A discrepancy between individual sensor indicated rates (or sensor levels) may arise when one sensor is functioning abnormally, e.g., responding to extraneous noise, or when the sensor indicated rate calculations are programmed to be either too sensitive or too insensitive to sensor signal changes. When programmed optimally, the sensor indicated rate used to adjust stimulation rate will be determined from each sensor some of the time.
If the rate is adjusted in response to one sensor, all or a majority of the time, the benefit of dual or multi-sensor rate determination may be lost. One sensor may be programmed such that the sensor indicated rate is too sensitive to sensor signal changes, or another sensor may be programmed such that the sensor indicated rate is not sensitive enough to sensor signal changes.

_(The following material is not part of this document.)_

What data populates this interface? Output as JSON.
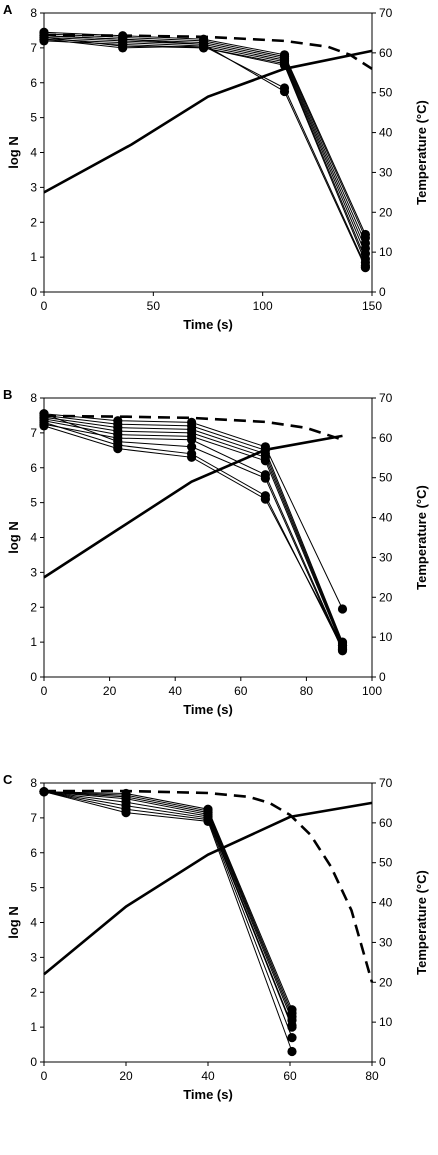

It would be desirable to provide a cardiac stimulation system and method for monitoring sensor indicated rate discrepancies such that the frequency and probable cause of such discrepancies can be understood. Such monitoring would allow abnormal patient conditions to be tracked or adjustments to operating parameters controlling the rate response based on sensor indicated rates to be optimized.
To this end, a method is needed for detecting discrepancies in sensor indicated rates and recording the occurrence of such discrepancies. It is also desirable, in a dual or multi-sensor, rate-responsive stimulation device, to provide a method for documenting sensor indicated rate differences so that the programming of operating parameters used in calculating sensor indicated rates can be optimized.